Das Friedenslicht für Europa wird am Lagerfeuer einer 
palästinensischen Familie entzündet, verlöscht aber an der Grenze der 
"Festung Europa". Die Palästinenser werden von ihrem Bauernhof bei 
Bethlehem vertrieben, weil auch die Stadt von der israelischen 
Apartheidsmauer eingekesselt wird. Auch die Beduinen als "Hirten vom 
Felde" dürfen nicht mehr die Stadt betreten.

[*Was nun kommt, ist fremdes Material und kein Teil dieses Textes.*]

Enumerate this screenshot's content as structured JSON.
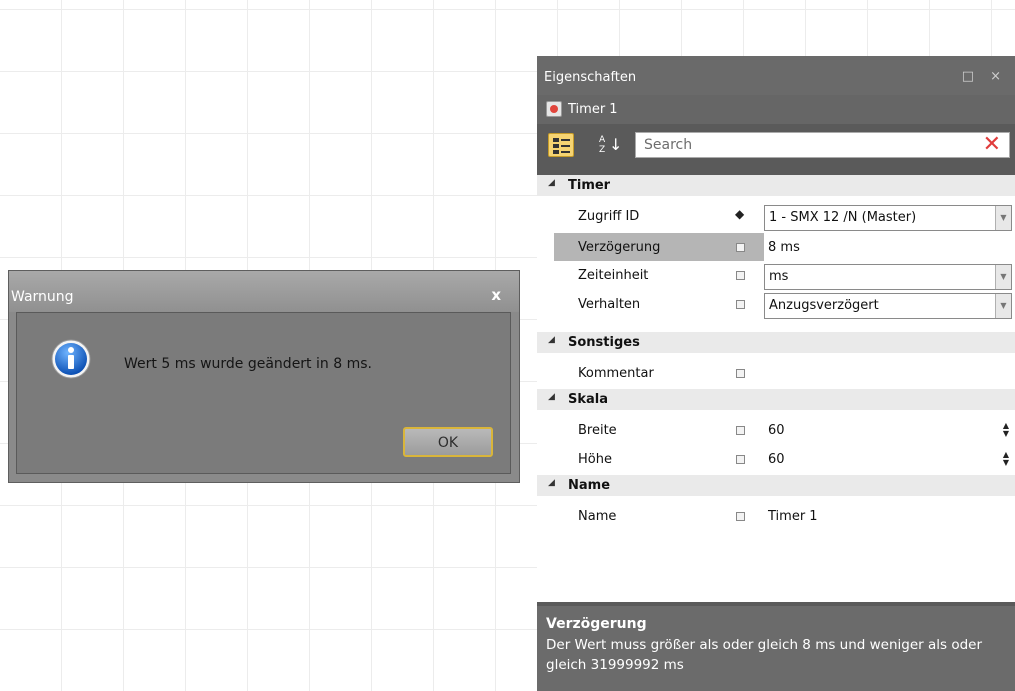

Aber auch die "Drei Weisen" aus dem Morgenland Irak werden am 
israelischen Kontrollposten verhaftet und durchsucht. Die israelische 
Polizei beschuldigt sie, mit dem Gold palästinensische Terroristen zu 
finanzieren und ihnen mit dem Weihrauch und der Myrrhe Material für 
den Bombenbau zu liefern. Der "Stern der Weisen" entpuppt sich als 
eine unbemannte US-Aufklärungsdrohne. Die irakischen "Weisen" bringen 
auch Feinstaub an ihren Schuhen mit sich, der durch die radioaktiven 
DU-Geschoße der US-Amerikaner verseucht ist und der sich mit dem 
radioaktiven Staub im Kriegsgebiet Palästinas vermischt.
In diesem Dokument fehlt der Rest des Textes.